We’re in that lull period of the work year which lasts from roughly Thanksgiving through MLK day. People have way too much on their plates so they tend not to schedule routine physician visits and all of those problems that generally require them to send multiple portal messages magically go on hiatus while there are other things to occupy the waking hours. Things take off like a rocket again in January, however, when the out of town kids come to visit the parents for the holidays and realize what has been covered up or minimized and they then start pushing their elders in to deal with the cognitive and physical changes that the out of towners recognize more than the in towners as the delta of chronic disease is big enough between visits to declare itself. I have two more work weeks, then two weeks off. I’ve taken the post Christmas holiday period the last two years so I probably won’t be able to take it next year. It will be someone else’s turn. Unless I retire in the interim.
Covid numbers continue to go up. Hospitalizations have been going up by about 10% every ten days or so throughout the fall. It’s not high enough to cause significant impacts on the system, but it is high enough to raise eyebrows on those who make it their business to follow public health trends. All of the deaths I’ve heard about the last few months have been anecdotal. They’ve all been relatively young and healthy people. I’m probably hearing about them because of this so it’s a skewed sample. I haven’t seen any scientifically sound data suggesting that mortality rates for serious infection have shifted significantly since the beginning of omicron two years ago.
There have been a couple of things of note. First, the CDC has a new nifty little tool that summarizes the wastewater surveillance results by region. It’s available at https://covid.cdc.gov/covid-data-tracker/… and it’s a handy way of seeing what trends have been over the last few weeks and months. Second, immunization numbers for the most recent booster are pretty abysmal with fewer than 20% of adults having taken advantage of it. Some of that is messaging. Some of that is the end of the emergency and the federal government stepping out of distribution. Some of that is the residual follow out of the vaccine wars and a certain level of skepticism. And the third, and perhaps most important, data is coming out confirming that with every subsequent Covid infection, chances of developing long Covid symptoms increases, to the point that it rises to about 35% chance after a fourth infection. That’s enough to keep me heading off to the pharmacy for boosters as they become available. I have seen enough of long Covid to know that it’s not something I want.

I’m off to NYC for New Years. I plan to avoid Times Square on the evening of the 31st. That might have been fun at twenty or twenty five, but at sixty, it just seems nightmarish. It will be my first trip back since the pandemic. I haven’t decided what theater I will attend. I’m pretty caught up after two weeks in London this past year.

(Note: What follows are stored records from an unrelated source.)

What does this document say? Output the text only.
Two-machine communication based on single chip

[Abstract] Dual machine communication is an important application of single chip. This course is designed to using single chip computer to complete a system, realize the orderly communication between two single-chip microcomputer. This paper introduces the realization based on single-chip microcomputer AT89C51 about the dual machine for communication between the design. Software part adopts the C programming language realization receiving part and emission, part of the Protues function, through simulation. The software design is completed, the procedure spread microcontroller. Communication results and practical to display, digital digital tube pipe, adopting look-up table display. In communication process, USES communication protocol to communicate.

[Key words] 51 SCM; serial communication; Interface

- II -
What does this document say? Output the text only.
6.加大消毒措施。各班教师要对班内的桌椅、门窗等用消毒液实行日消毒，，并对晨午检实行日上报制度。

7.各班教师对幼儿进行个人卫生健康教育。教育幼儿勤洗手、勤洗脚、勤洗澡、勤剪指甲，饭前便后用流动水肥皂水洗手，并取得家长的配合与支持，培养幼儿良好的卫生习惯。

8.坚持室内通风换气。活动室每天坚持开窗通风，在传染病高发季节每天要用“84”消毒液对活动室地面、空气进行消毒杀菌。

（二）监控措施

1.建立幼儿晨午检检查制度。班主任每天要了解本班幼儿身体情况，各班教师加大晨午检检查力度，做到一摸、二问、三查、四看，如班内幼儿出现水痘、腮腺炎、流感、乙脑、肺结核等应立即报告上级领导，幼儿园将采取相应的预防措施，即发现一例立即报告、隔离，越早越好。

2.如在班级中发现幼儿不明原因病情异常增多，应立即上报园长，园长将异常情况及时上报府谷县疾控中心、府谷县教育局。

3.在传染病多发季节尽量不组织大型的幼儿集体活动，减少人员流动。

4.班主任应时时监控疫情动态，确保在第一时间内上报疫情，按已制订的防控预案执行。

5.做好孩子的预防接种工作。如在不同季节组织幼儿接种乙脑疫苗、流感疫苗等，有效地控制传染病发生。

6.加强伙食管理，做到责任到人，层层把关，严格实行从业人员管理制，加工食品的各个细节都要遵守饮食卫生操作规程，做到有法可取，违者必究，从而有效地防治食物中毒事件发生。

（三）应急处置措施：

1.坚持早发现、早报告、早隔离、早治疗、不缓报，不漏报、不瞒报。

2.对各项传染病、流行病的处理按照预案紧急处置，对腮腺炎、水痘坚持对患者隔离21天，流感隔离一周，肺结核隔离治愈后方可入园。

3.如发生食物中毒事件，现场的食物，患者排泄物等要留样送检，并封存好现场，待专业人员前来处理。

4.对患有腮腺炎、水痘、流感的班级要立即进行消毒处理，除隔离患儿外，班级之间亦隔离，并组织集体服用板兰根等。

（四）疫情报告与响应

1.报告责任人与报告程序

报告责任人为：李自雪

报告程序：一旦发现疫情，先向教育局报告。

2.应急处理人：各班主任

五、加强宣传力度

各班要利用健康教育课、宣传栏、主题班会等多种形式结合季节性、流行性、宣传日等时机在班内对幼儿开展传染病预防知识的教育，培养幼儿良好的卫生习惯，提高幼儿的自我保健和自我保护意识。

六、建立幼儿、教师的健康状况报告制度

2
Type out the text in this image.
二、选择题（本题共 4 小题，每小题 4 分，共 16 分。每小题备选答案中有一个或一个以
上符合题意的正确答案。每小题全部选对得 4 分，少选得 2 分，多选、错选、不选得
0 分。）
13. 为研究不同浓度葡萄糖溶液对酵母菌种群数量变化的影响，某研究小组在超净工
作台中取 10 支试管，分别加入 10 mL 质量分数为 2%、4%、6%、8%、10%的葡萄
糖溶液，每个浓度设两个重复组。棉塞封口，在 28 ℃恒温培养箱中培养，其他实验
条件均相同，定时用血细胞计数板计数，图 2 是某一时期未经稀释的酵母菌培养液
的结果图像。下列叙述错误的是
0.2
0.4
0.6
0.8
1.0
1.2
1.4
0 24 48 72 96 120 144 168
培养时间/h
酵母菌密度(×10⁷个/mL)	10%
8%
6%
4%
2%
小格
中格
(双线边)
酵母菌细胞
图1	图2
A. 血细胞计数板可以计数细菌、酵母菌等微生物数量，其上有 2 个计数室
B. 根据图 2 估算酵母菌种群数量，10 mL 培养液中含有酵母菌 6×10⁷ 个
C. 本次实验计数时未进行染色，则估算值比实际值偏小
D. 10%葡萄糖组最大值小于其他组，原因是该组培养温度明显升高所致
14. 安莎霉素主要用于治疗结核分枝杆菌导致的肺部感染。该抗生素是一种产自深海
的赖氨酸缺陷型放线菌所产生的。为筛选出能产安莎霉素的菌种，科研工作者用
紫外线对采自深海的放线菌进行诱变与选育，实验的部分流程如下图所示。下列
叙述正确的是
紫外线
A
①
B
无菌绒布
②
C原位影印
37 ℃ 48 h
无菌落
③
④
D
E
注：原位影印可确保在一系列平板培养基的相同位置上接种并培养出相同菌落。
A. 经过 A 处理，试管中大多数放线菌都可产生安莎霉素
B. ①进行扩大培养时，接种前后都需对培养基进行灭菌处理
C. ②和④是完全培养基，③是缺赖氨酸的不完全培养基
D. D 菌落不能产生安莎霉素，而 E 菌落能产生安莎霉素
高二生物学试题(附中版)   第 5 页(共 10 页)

The thing I would most like to see, the revival of Merrily We Roll Along, is priced astronomically so it’s pretty much out. I’ll make it up as I go along. The one thing I can say about theater is that it’s usually possible to get a single seat to even the most sold out show. You just can’t get two together. The gang that went to London last year is doing a different cultural capital together this year. Should be fun. And we’ve worked out how to do it on a budget… other than theatre tickets…
I think a nap before call time is in order. The cats have the right idea.